Rival Slow Cookers are being recalled after 45 reports of handles breaking and 14 people being burned by hot contents. Some 1.8 million cookers are affected. Manufactured in China, the cooker was sold at Wal-Mart, Kmart, Target and other discount department stores nationwide from January 1999 through May 2002. Consumers should contact the Holmes Group to get a replacement base, either by calling 800-299-1284 or by registering online at www.rivalrecall.com.


Lockheed Martin's board of directors has elected company President Robert Stevens, 52, as chief executive, effective Aug. 5, to replace the retiring Vance Coffman as head of the largest U.S. defense company. Stevens will retain his title of president.

Carlyle Group, the District-based buyout and venture capital firm, said former British prime minister John Major stepped down as European chairman in May and won't be replaced. He remains an adviser to Carlyle's European funds and energy fund.
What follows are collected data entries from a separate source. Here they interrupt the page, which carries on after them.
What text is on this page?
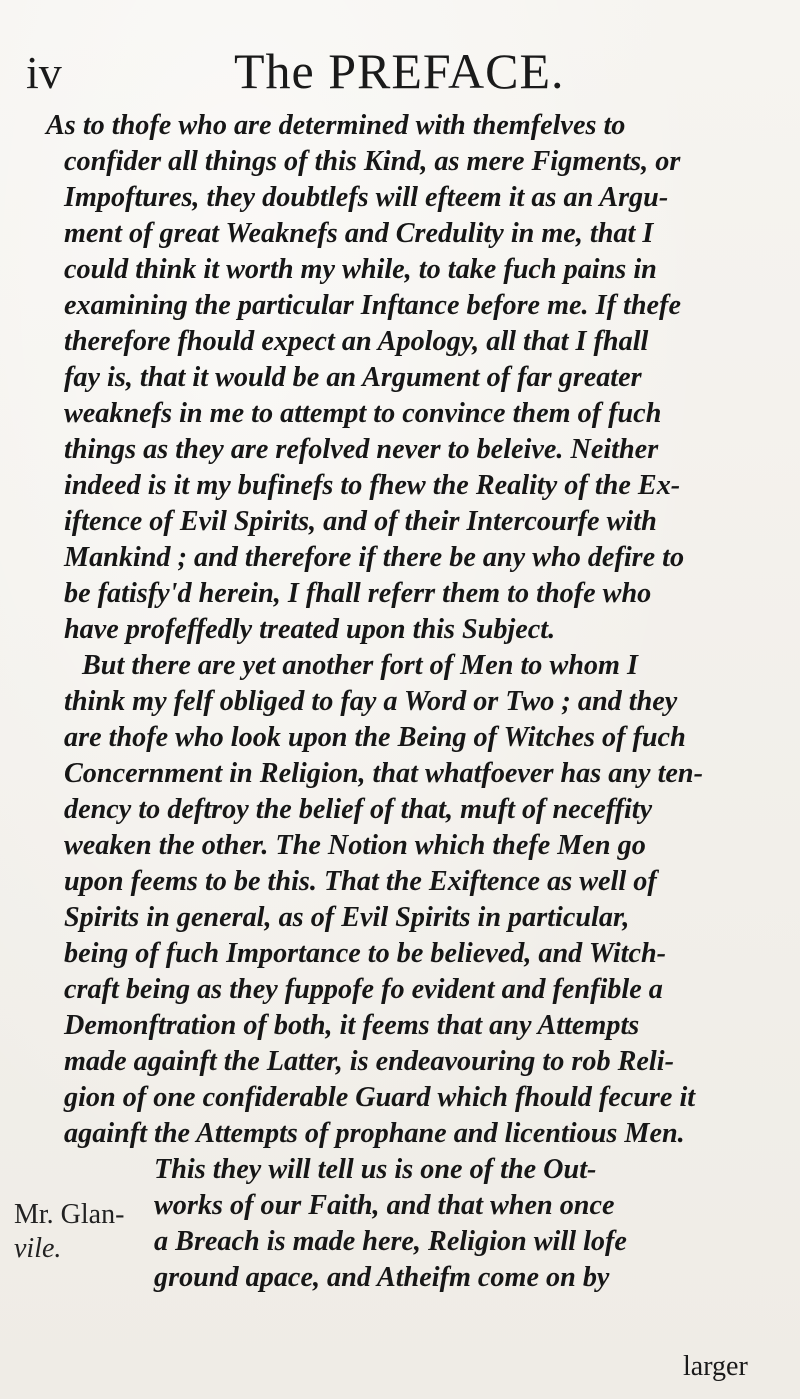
iv	The PREFACE.
As to thofe who are determined with themfelves to
confider all things of this Kind, as mere Figments, or
Impoftures, they doubtlefs will efteem it as an Argu-
ment of great Weaknefs and Credulity in me, that I
could think it worth my while, to take fuch pains in
examining the particular Inftance before me. If thefe
therefore fhould expect an Apology, all that I fhall
fay is, that it would be an Argument of far greater
weaknefs in me to attempt to convince them of fuch
things as they are refolved never to beleive. Neither
indeed is it my bufinefs to fhew the Reality of the Ex-
iftence of Evil Spirits, and of their Intercourfe with
Mankind ; and therefore if there be any who defire to
be fatisfy'd herein, I fhall referr them to thofe who
have profeffedly treated upon this Subject.
But there are yet another fort of Men to whom I
think my felf obliged to fay a Word or Two ; and they
are thofe who look upon the Being of Witches of fuch
Concernment in Religion, that whatfoever has any ten-
dency to deftroy the belief of that, muft of neceffity
weaken the other. The Notion which thefe Men go
upon feems to be this. That the Exiftence as well of
Spirits in general, as of Evil Spirits in particular,
being of fuch Importance to be believed, and Witch-
craft being as they fuppofe fo evident and fenfible a
Demonftration of both, it feems that any Attempts
made againft the Latter, is endeavouring to rob Reli-
gion of one confiderable Guard which fhould fecure it
againft the Attempts of prophane and licentious Men.
This they will tell us is one of the Out-
works of our Faith, and that when once
a Breach is made here, Religion will lofe
ground apace, and Atheifm come on by
Mr. Glan-
vile.
larger
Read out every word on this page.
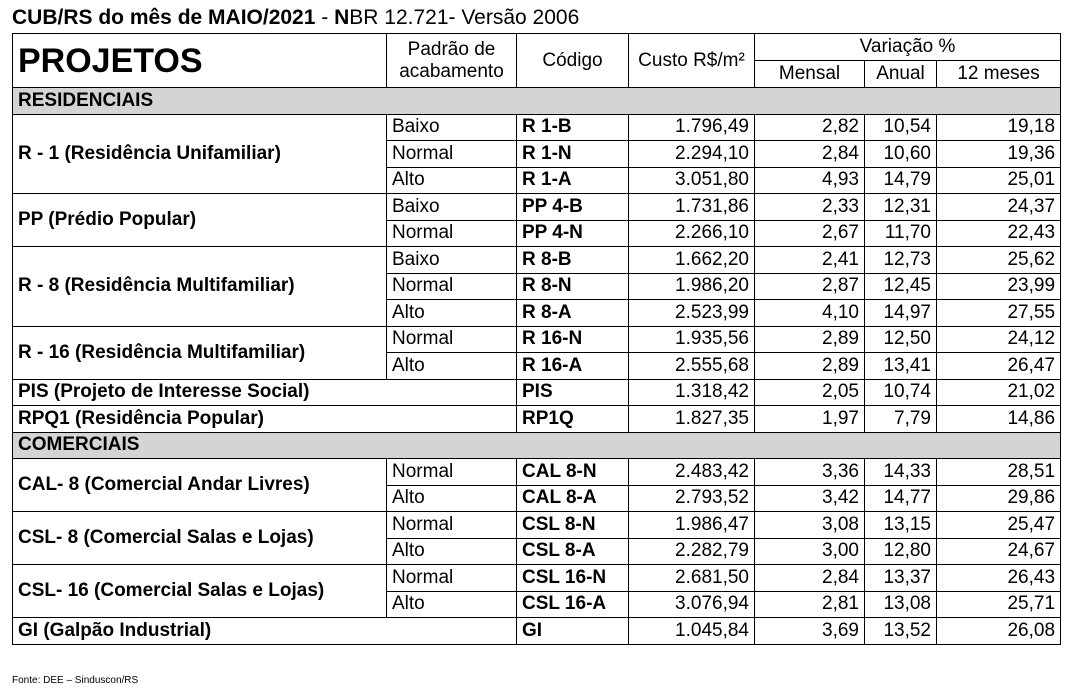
CUB/RS do mês de MAIO/2021 - NBR 12.721- Versão 2006
PROJETOS	Padrão de acabamento	Código	Custo R$/m²	Variação %		
				Mensal	Anual	12 meses
RESIDENCIAIS						
R - 1 (Residência Unifamiliar)	Baixo	R 1-B	1.796,49	2,82	10,54	19,18
	Normal	R 1-N	2.294,10	2,84	10,60	19,36
	Alto	R 1-A	3.051,80	4,93	14,79	25,01
PP (Prédio Popular)	Baixo	PP 4-B	1.731,86	2,33	12,31	24,37
	Normal	PP 4-N	2.266,10	2,67	11,70	22,43
R - 8 (Residência Multifamiliar)	Baixo	R 8-B	1.662,20	2,41	12,73	25,62
	Normal	R 8-N	1.986,20	2,87	12,45	23,99
	Alto	R 8-A	2.523,99	4,10	14,97	27,55
R - 16 (Residência Multifamiliar)	Normal	R 16-N	1.935,56	2,89	12,50	24,12
	Alto	R 16-A	2.555,68	2,89	13,41	26,47
PIS (Projeto de Interesse Social)		PIS	1.318,42	2,05	10,74	21,02
RPQ1 (Residência Popular)		RP1Q	1.827,35	1,97	7,79	14,86
COMERCIAIS						
CAL- 8 (Comercial Andar Livres)	Normal	CAL 8-N	2.483,42	3,36	14,33	28,51
	Alto	CAL 8-A	2.793,52	3,42	14,77	29,86
CSL- 8 (Comercial Salas e Lojas)	Normal	CSL 8-N	1.986,47	3,08	13,15	25,47
	Alto	CSL 8-A	2.282,79	3,00	12,80	24,67
CSL- 16 (Comercial Salas e Lojas)	Normal	CSL 16-N	2.681,50	2,84	13,37	26,43
	Alto	CSL 16-A	3.076,94	2,81	13,08	25,71
GI (Galpão Industrial)		GI	1.045,84	3,69	13,52	26,08
Fonte: DEE – Sinduscon/RS
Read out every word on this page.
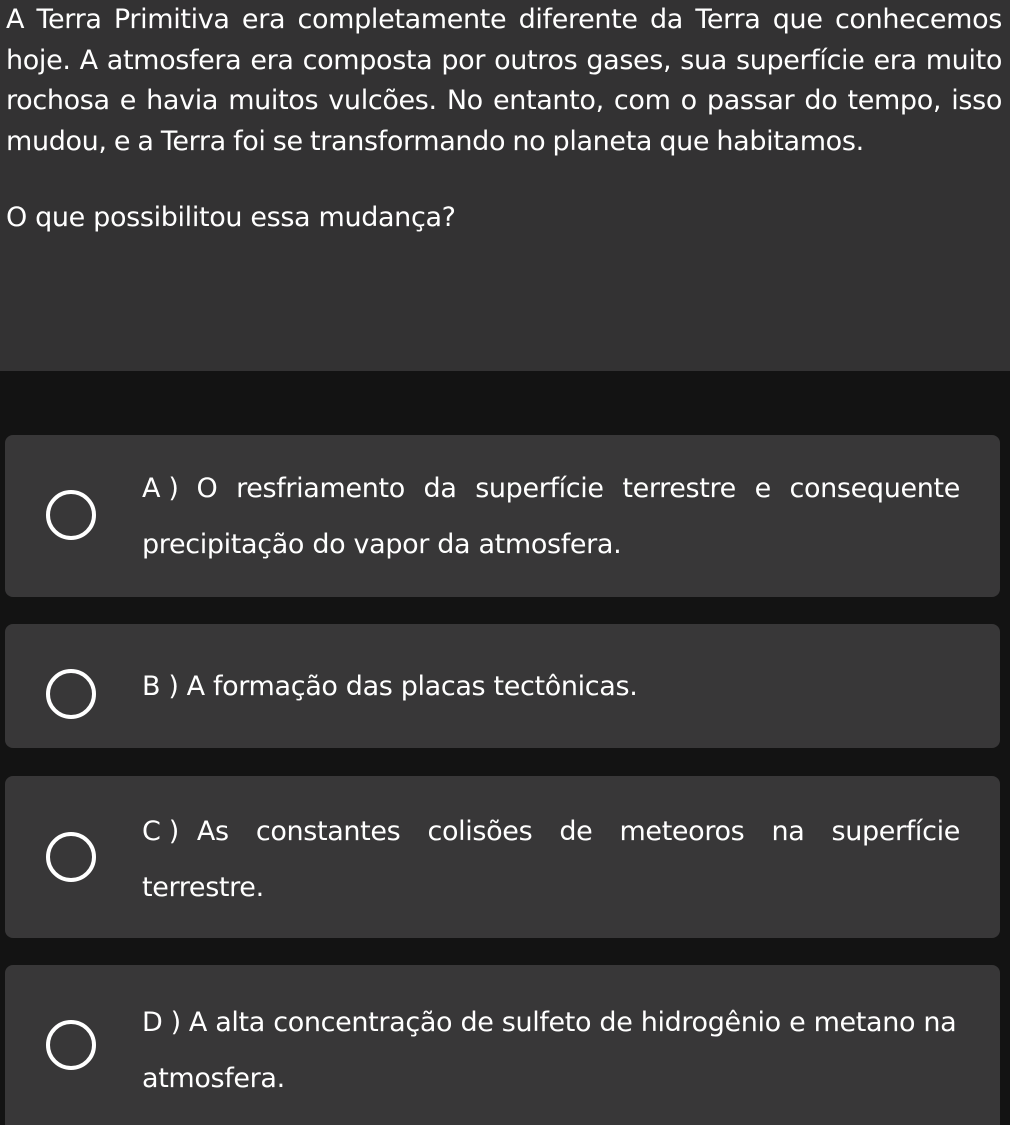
A Terra Primitiva era completamente diferente da Terra que conhecemos hoje. A atmosfera era composta por outros gases, sua superfície era muito rochosa e havia muitos vulcões. No entanto, com o passar do tempo, isso mudou, e a Terra foi se transformando no planeta que habitamos.

O que possibilitou essa mudança?

A ) O resfriamento da superfície terrestre e consequente precipitação do vapor da atmosfera.
B ) A formação das placas tectônicas.
C ) As constantes colisões de meteoros na superfície terrestre.
D ) A alta concentração de sulfeto de hidrogênio e metano na atmosfera.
DirecTV Group swung to a loss in its second quarter as the cost of luring and keeping subscribers offset higher sales. The company posted a loss of $13.3 million on $2.64 billion in revenue, compared with a profit of $21.6 million on $2.19 billion in revenue in the same period last year.

Goodyear Tire & Rubber had its first quarterly profit in almost two years as it sold more tires at higher prices and cut costs. Profit was $25.1 million, compared with a loss of $53 million, and revenue rose 20 percent, to $4.5 billion, a record for any quarter.

Sara Lee's fourth-quarter profit rose nearly 30 percent over last year's, to $354 million, thanks to favorable exchange rates and an extra week in this year's period, which ended July 3.

Compiled from reports by the Associated Press, Bloomberg News, Dow Jones News Service and Washington Post staff writers.

Virgin Atlantic captain David Tilton and co-pilot Paul Howe do a pre-flight check in the cockpit of an Airbus A340-400 on the ground at Boston's Logan International Airport. Virgin agreed to order 26 long-haul planes worth about $5.5 billion, its largest-ever order, from Airbus.